Están un poco chicas, sí, pero se van a estirar de alguna manera, tienen que ceder, tienen que estirarse, son zapatillas, mis pies se acomodarán, algo pasará, se agrandarán, cederán, estoy seguro que sí, todo está bien con las zapatillas, me gustan y no las voy a devolver por correo, porque eso sería infinito en estos días, no puedo seguir esperando, además ya caminé por la calle, ya están usadas, aunque no hayan sido más de quince metros, veinte a lo sumo.
Insisto: no hay vuelta. Van a crecer, las zapatillas van a ceder, tengo que caminar, sí, pero me duele un poco. No, es cosa de tiempo, no puede ser, las zapatillas están bien, tienen que estar bien.
Y no pues, camino más de dos horas con las zapatillas, la micro no pasa de vuelta. Y ellas no se agrandan. Y los dedos de los pies me duelen y siento cómo se me hacen heridas a cada paso. Y no sólo en los dedos, también en el talón. Sin embargo, sigo, cual penitente en procesión, esperando pagar sus culpas. Pero no, lo mío no era penitencia, era simple testarudez. Por no aceptar la idiotez de mi cadena de decisiones, de comprar unas zapatillas por internet, de ponérmelas de inmediato en la calle, de dejarme llevar por una ansiedad absurda, como si tuviera ocho años y no cuarenta y tantos.
Crucé tres playas enteras en mi procesión tenaz, despotricando interiormente por ser tan tarado, tan ridículo, tan sinsentido. Un bufón para mí mismo.
Hasta que por fin llego a mi casa, que en verdad no es mi casa (aunque esa es otra historia) y me quito las zapatillas, confortables si tuviese el pie un centímetro más chico, pienso. Me siento cansado y sediento, listo para echarme en el sillón. Tengo heridas en los dos pies. ¿Por qué? ¿Por qué hago estas cosas? No una vez, sino repetidamente, persistentemente, como si cometer errores que me quitan tiempo y libertad fuese una pasión. Cometer errores es comprensible, pero gastar fuerzas en profundizarlos en lugar de solucionarlos, me parece inexplicable. Lo peor es que sé que lo volveré a hacer cientos de veces.
Entonces llega la noche. A dormir al fin. Después de 5 meses aislado, sin relacionarme con nadie, irse a acostar es la bendición. Mis amigas y amigos están en mis sueños. Están todos conmigo. Y los que un día lo fueron y me traicionaron, no por la espalda, sino en la cara, también. Sueño con la paz.

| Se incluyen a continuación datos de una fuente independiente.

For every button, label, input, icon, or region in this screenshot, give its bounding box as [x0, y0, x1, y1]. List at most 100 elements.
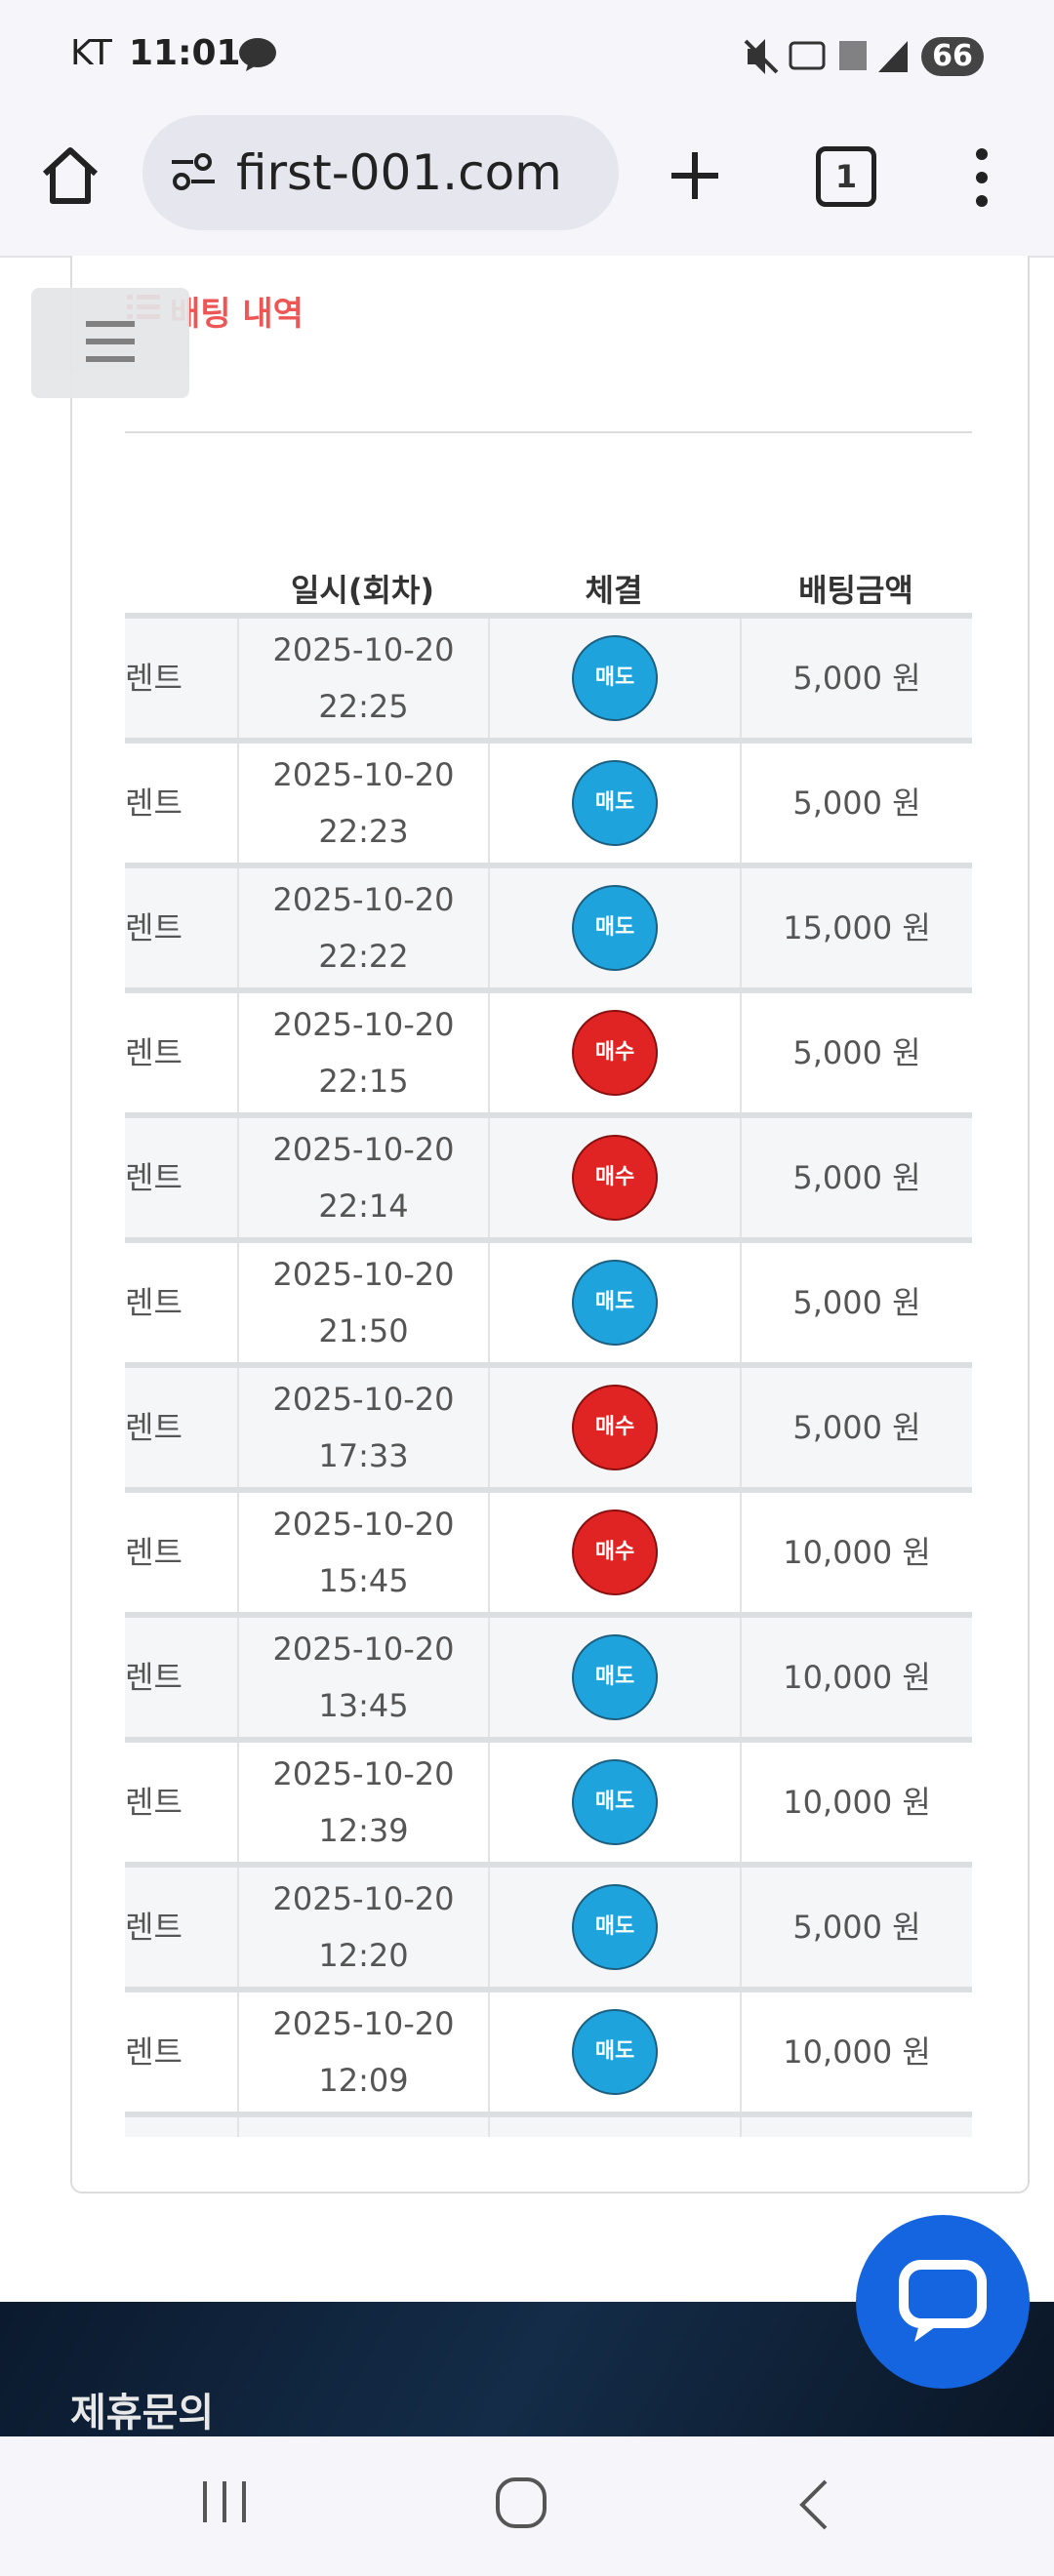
- table-cell: 2025-10-20 22:22: [237, 868, 488, 987]
- table-row: 렌트 2025-10-20 22:15 매수 5,000 원: [125, 987, 972, 1112]
- side-badge: 매수: [572, 1509, 658, 1595]
- table-cell: 5,000 원: [740, 1368, 972, 1487]
- column-header: 배팅금액: [798, 572, 913, 609]
- table-cell: 5,000 원: [740, 744, 972, 863]
- table-cell: 5,000 원: [740, 619, 972, 738]
- sidebar-toggle[interactable]: [31, 288, 189, 398]
- table-cell: 매도: [488, 1743, 740, 1862]
- table-cell: 2025-10-20 22:15: [237, 993, 488, 1112]
- table-cell: 렌트: [125, 744, 237, 863]
- bet-date: 2025-10-20: [272, 1880, 455, 1917]
- bet-date: 2025-10-20: [272, 881, 455, 918]
- table-row: 렌트 2025-10-20 12:09 매도 10,000 원: [125, 1987, 972, 2112]
- side-badge: 매수: [572, 1135, 658, 1221]
- bet-amount: 10,000 원: [783, 1659, 931, 1696]
- bet-date: 2025-10-20: [272, 1256, 455, 1293]
- game-name: 렌트: [125, 1909, 182, 1946]
- game-name: 렌트: [125, 1784, 182, 1821]
- new-tab-button[interactable]: [668, 148, 722, 203]
- table-cell: 2025-10-20 21:50: [237, 1243, 488, 1362]
- column-header: 체결: [585, 572, 643, 609]
- bet-amount: 10,000 원: [783, 2033, 931, 2071]
- table-cell: 10,000 원: [740, 1493, 972, 1612]
- back-button[interactable]: [794, 2477, 833, 2532]
- home-button[interactable]: [39, 144, 101, 207]
- bet-time: 22:23: [318, 813, 409, 850]
- table-row: 렌트 2025-10-20 22:22 매도 15,000 원: [125, 863, 972, 987]
- bet-date: 2025-10-20: [272, 1381, 455, 1418]
- table-cell: 10,000 원: [740, 1743, 972, 1862]
- side-badge: 매도: [572, 1884, 658, 1970]
- table-cell: 매수: [488, 1118, 740, 1237]
- table-cell: 2025-10-20 12:39: [237, 1743, 488, 1862]
- table-cell: 2025-10-20 15:45: [237, 1493, 488, 1612]
- browser-toolbar: first-001.com 1: [0, 107, 1054, 258]
- tab-switcher[interactable]: 1: [816, 146, 876, 207]
- table-cell: 매수: [488, 1493, 740, 1612]
- bet-date: 2025-10-20: [272, 1131, 455, 1168]
- status-icons: [744, 39, 908, 74]
- menu-button[interactable]: [972, 146, 992, 209]
- table-cell: 매도: [488, 1868, 740, 1987]
- bet-date: 2025-10-20: [272, 1506, 455, 1543]
- bet-amount: 5,000 원: [792, 1034, 921, 1071]
- bet-time: 12:39: [318, 1812, 409, 1849]
- table-cell: 렌트: [125, 619, 237, 738]
- home-nav-button[interactable]: [494, 2475, 548, 2530]
- bet-amount: 10,000 원: [783, 1534, 931, 1571]
- table-cell: 렌트: [125, 993, 237, 1112]
- bet-amount: 5,000 원: [792, 785, 921, 822]
- table-cell: 매도: [488, 744, 740, 863]
- game-name: 렌트: [125, 1659, 182, 1696]
- talk-icon: [239, 38, 276, 71]
- side-badge: 매도: [572, 1759, 658, 1845]
- chat-button[interactable]: [856, 2215, 1030, 2389]
- column-header: 일시(회차): [290, 572, 434, 609]
- table-cell: 매도: [488, 868, 740, 987]
- bet-amount: 15,000 원: [783, 909, 931, 946]
- recent-apps-button[interactable]: [195, 2477, 254, 2526]
- side-badge: 매도: [572, 885, 658, 971]
- table-cell: 매도: [488, 1243, 740, 1362]
- table-cell: 5,000 원: [740, 1118, 972, 1237]
- game-name: 렌트: [125, 1159, 182, 1196]
- bet-time: 17:33: [318, 1437, 409, 1474]
- table-cell: 5,000 원: [740, 1243, 972, 1362]
- game-name: 렌트: [125, 1284, 182, 1321]
- table-cell: 렌트: [125, 1743, 237, 1862]
- bet-time: 22:15: [318, 1063, 409, 1100]
- bet-date: 2025-10-20: [272, 2005, 455, 2042]
- battery: 66: [921, 37, 984, 76]
- game-name: 렌트: [125, 785, 182, 822]
- bet-amount: 5,000 원: [792, 1909, 921, 1946]
- game-name: 렌트: [125, 1409, 182, 1446]
- table-cell: 2025-10-20 12:09: [237, 1992, 488, 2112]
- bet-time: 22:22: [318, 938, 409, 975]
- table-row: 2025-10-20: [125, 2112, 972, 2137]
- bet-date: 2025-10-20: [272, 631, 455, 668]
- table-cell: [740, 2117, 972, 2137]
- bet-date: 2025-10-20: [272, 1755, 455, 1792]
- table-cell: 매도: [488, 1992, 740, 2112]
- game-name: 렌트: [125, 909, 182, 946]
- table-row: 렌트 2025-10-20 13:45 매도 10,000 원: [125, 1612, 972, 1737]
- game-name: 렌트: [125, 2033, 182, 2071]
- table-cell: 매도: [488, 1618, 740, 1737]
- bet-date: 2025-10-20: [272, 1630, 455, 1668]
- side-badge: 매도: [572, 1634, 658, 1720]
- table-cell: 5,000 원: [740, 993, 972, 1112]
- table-row: 렌트 2025-10-20 21:50 매도 5,000 원: [125, 1237, 972, 1362]
- bet-amount: 10,000 원: [783, 1784, 931, 1821]
- address-bar[interactable]: first-001.com: [142, 115, 619, 230]
- table-cell: 2025-10-20 13:45: [237, 1618, 488, 1737]
- table-row: 렌트 2025-10-20 22:14 매수 5,000 원: [125, 1112, 972, 1237]
- url-text: first-001.com: [236, 144, 562, 201]
- game-name: 렌트: [125, 1034, 182, 1071]
- footer-title[interactable]: 제휴문의: [70, 2391, 215, 2435]
- side-badge: 매도: [572, 635, 658, 721]
- table-cell: 렌트: [125, 1368, 237, 1487]
- table-row: 렌트 2025-10-20 17:33 매수 5,000 원: [125, 1362, 972, 1487]
- hamburger-icon: [86, 321, 135, 362]
- site-settings-icon[interactable]: [170, 152, 217, 191]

Hasta que abruptamente me despierto en medio de la noche pensando en las zapatillas. Obsesión. De nuevo la frase: no puede ser. Tozudez y estupidez. Pero no paro. Voy por las zapatillas que dejé en la entrada. Son tan lindas y cool. Me las vuelvo a probar, aún con la fe de que esta vez me andarán bien. Pero no, evidentemente. Las observo pensando en qué hacer, debe haber una solución. No puedo achicar mis pies, podría cortárme los dedos, pero aún no he llegado a ese punto. Lo mío es sólo tozudez. Lo que no descarto es tomar un cuchillo para descuerar la parte trasera de las zapatillas. El mismo borde que produjo heridas en mis talones. Agarro la cortapluma suiza (otra reciente compra innecesaria) y hago un tajo en el cuero que da hacia el final del calzado por la parte interna. Veo que hay un relleno acolchado y lo comienzo a raspar, haciendo espacio para mis pies. Las zapatillas ya no son lo que eran. Sigo insistiendo hasta que en una de esas, mi cortapluma suiza nueva, atraviesa con un corte mortal el cuero de tan buena calidad. Las zapatillas ya no son lo que eran. Y yo todavía igual: el bufón de mí mismo.